Der BGH hatte in 2002 (BGH, Urteil v. 25.2.2002; II ZR 236/00) bereits entschieden, dass der KG ein direkter Schadensersatzanspruch gegen den seine Pflichten verletzenden Geschäftsführer zusteht, denn der Geschäftsführeranstellungs- / Dienstvertrag mit der Komplementär-GmbH entfalte Schutzwirkung auch zugunsten der KG.

Das Kammergericht geht nun einen Schritt weiter und dehnt den Schutzbereich des gesetzlichen Organverhältnisses als Geschäftsführer der Komplementär-GmbH und den Anwendungsbereich der diesbzgl. Haftungsnorm (§ 43 GmbHG) auf die KG aus.
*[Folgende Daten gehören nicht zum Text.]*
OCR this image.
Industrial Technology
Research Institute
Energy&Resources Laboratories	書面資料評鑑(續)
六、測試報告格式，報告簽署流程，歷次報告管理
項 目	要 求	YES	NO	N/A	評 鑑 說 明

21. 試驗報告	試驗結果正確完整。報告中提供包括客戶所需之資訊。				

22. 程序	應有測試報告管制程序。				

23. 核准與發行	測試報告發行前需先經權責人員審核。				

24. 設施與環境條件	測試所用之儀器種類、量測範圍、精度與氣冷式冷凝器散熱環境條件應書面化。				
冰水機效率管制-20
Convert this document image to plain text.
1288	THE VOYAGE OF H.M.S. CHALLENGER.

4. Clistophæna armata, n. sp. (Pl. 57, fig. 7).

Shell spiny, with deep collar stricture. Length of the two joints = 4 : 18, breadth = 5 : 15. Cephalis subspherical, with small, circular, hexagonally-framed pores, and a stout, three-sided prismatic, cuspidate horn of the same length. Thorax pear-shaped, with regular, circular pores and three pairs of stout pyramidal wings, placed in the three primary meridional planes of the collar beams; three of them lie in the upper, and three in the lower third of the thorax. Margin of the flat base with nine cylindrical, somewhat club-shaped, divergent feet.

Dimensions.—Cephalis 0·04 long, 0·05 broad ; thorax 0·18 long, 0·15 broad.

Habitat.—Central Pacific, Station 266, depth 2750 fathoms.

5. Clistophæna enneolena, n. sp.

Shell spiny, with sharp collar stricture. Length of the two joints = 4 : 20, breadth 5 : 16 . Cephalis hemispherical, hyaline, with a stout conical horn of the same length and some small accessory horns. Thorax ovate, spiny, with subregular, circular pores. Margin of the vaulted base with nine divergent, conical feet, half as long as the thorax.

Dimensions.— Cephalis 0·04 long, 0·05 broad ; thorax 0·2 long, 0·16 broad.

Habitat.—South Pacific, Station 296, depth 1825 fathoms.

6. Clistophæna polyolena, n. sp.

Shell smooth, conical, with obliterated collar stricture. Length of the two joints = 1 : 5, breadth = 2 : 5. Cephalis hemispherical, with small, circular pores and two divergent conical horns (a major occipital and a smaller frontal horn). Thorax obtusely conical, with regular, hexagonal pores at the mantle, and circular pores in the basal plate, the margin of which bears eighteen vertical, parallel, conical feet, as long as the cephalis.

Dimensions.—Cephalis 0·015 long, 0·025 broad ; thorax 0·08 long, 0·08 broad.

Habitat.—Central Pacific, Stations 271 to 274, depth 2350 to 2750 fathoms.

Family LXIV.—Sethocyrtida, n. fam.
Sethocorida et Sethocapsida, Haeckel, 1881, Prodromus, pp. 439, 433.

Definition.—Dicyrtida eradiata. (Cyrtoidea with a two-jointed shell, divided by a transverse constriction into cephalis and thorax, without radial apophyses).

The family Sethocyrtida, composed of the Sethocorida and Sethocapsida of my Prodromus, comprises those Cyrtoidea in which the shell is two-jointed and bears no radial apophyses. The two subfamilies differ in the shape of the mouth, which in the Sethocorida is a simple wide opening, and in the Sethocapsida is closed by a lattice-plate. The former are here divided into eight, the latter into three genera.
Die Organstellung als Geschäftsführer der GmbH hat damit drittschützende Wirkung gegenüber der KG, die hieraus entsprechende Rechte und z.B. einen Schadensersatzanspruch ableiten kann.

 

Hinweis

Der BGH kam in seinem Urteil aus 2002 aus anderen Gründen nicht zu einer Haftung des Geschäftsführers und hatte offen gelassen, ob sich auch der Schutzbereich des gesetzlichen Organverhältnisses als Geschäftsführer der Komplementär-GmbH auf die KG erstreckt. Es ist aber nicht zu erwarten, dass der BGH dieser Weiterführung seiner Rechtsprechung durch das Kammergericht (das die Revision ausdrücklich zugelassen hat) entgegentritt.

Geschäftsführern von GmbH & Co. KGs drohen damit neue Haftungsgefahren. Relevanz haben dürfte dies insbesondere im Anlagebereich des sog. Grauen Kapitalmarkts, bei dem häufig auf die Rechtsform der GmbH & Co. KG zurückgegriffen wird. Aber auch im Mittelstand ist die GmbH & Co. KG weit verbreitet, da die einzige Personengesellschaftsform mit beschränkter Haftung. Nutzen werden diese neue Möglichkeit der Inanspruchnahme der Geschäftsführer nicht nur Insolvenzverwalter, sondern auch die KG-Gesellschafter bei einer streitigen Auseinandersetzung mit dem (dann sicherlich ehemaligen) Geschäftsführer.

Insgesamt zeigt sich, dass die Rechtsform der GmbH & Co. KG eine nicht unerhebliche Komplexität aufweist. Dies ist z.T. aber auch ein Ausfluss der vielfältigen Gestaltungs- und Einsatzmöglichkeiten der GmbH & Co. KG, wegen derer diese Rechtsform geschätzt wird, die andererseits aber auch einen gewissen Beratungsbedarf bedingen.